May 31, 2006 -- To anyone who spent time watching hurricane forecasts last summer, Max Mayfield may seem like a hero. The director of the National Hurricane Center predicted many of the season's worst storms.
But a day before the start of the 2006 hurricane season, environmental groups called for Mayfield and other officials at the National Oceanic and Atmospheric Administration, or NOAA, to resign.
"NOAA is actively covering up the strong and growing scientific link between more powerful hurricanes and global warming," said Mike Tidwell, who represents a group called the U.S. Climate Emergency Council.
The groups demanded that Mayfield and NOAA administrator Conrad Lautenbacher step down.
"They must resign immediately," said Tidwell, in front of about 30 protesters who'd gathered for a morning rally outside NOAA headquarters in Silver Spring, Md.
NOAA officials declined to be interviewed today but released a statement saying the agency had not taken a specific position on the relationship between global warming and hurricane behavior.
"We recognize there is an ongoing scientific debate and will continue to support research that might identify detectable influences of global warming in hurricane frequency and/or intensity," the statement said.
One NOAA official, speaking on background, said today that not all of the agency's scientists agree a global warming-hurricane link exists. Mayfield put the blame on natural climate cycles when he testified before Congress in September 2005.
"The increased activity since 1995 is due to natural fluctuations and cycles of hurricane activity," he said at the time.
But a growing body of peer reviewed scientific evidence -- including a study released today by researchers at Pennsylvania State University and MIT -- downplays the role of natural cycles and blames global warming -- brought on by human activities -- as a factor heating the Atlantic Ocean, which in turn fuels more intense hurricanes that may affect the United States.

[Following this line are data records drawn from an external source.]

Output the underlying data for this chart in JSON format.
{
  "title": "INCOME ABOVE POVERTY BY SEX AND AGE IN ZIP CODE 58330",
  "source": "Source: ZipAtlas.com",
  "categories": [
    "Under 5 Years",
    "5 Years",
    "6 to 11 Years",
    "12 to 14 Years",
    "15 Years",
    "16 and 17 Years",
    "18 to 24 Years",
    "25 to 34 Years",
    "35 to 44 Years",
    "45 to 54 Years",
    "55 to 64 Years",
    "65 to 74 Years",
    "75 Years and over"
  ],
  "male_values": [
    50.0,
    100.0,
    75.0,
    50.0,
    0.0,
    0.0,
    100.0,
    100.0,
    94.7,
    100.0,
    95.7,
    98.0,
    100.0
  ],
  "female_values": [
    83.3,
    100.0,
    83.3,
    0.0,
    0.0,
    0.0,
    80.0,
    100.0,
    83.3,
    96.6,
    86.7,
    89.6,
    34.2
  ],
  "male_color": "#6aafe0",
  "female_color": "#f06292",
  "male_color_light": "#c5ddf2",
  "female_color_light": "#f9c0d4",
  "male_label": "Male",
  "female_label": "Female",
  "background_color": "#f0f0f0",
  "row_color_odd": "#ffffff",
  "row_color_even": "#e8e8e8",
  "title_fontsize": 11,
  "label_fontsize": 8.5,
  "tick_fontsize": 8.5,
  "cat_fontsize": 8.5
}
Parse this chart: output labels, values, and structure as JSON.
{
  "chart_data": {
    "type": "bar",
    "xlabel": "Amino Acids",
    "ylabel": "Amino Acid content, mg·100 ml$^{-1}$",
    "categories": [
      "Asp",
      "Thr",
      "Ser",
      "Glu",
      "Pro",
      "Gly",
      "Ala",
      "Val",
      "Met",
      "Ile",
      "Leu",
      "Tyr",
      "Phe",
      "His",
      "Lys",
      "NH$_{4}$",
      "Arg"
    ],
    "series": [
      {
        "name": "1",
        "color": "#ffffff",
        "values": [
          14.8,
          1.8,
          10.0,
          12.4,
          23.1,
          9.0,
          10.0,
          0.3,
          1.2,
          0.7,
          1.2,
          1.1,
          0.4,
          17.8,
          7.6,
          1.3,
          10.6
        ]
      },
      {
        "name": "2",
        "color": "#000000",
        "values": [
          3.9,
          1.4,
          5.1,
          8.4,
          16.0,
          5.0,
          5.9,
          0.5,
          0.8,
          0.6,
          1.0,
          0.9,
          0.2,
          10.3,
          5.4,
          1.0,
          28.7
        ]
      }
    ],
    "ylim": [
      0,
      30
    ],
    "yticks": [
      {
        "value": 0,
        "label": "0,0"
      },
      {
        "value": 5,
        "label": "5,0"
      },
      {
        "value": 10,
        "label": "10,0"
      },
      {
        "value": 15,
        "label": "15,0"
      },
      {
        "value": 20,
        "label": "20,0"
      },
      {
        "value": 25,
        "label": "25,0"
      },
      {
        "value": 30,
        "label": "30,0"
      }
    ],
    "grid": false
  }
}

"There have been some views put forward that what we are seeing in the Atlantic is due to a natural variability," said Greg Holland, a climatologist at the National Center for Hurricane Research. "The problem is that what we're seeing in the Atlantic is mirrored all the way around the world. We're actually looking at an entire world that is heating up, not just the Atlantic Ocean, which is why we are absolutely convinced that there is a very large greenhouse warming signal in what we're seeing."
Recent studies have shown that while the overall number of hurricanes has not increased significantly, their intensity has increased. Holland said the frequency of the strongest Category 4 and 5 hurricanes has almost doubled around the world since 1970.
Climate scientists say the increase is a result of warmer water temperatures that put more water vapor into the atmosphere, which acts as fuel.
"A hurricane reaches out and grabs the available water vapor, sucks it into the storm, and then dumps it down and concentrates it," says Kevin Trenberth, a climatologist at the National Center for Hurricane Research. "So when it rains, it pours now much more than it did 30 years ago."
Scientists like Trenberth try to quantify just how much impact global warming has on storms.
"We think that probably the best number we can put on it about now is something like 8 percent," he said. "So in New Orleans [during Katrina], where they had 12 inches of rain, about 1 inch of that was probably due to global warming and the other 11 would have happened maybe anyway."
But following the 2005 season, NOAA released a statement discounting any link between global warming and worsening hurricanes. It set off a furor among some NOAA scientists, who charged the agency prevented them from speaking freely about climate change issues.
NOAA backed away from that statement in February, and NOAA administrator Lautenbacher sent an e-mail to agency staff.
"I am a strong believer in open, peer reviewed science as well as in the right and duty of scientists to seek the truth and to provide the best scientific advice possible," the e-mail read. Lautenbacher encouraged scientists "to speak freely and openly" with journalists.
As for Mayfield, he suggested in a recent interview that he'd be willing to see more evidence that hurricanes are getting worse because of global warming.
"I'm willing to be convinced either way here," Mayfield told ABC's Ned Potter. "I'm always looking forward to looking at new data. If I get convinced, so be it. But I'm not convinced yet."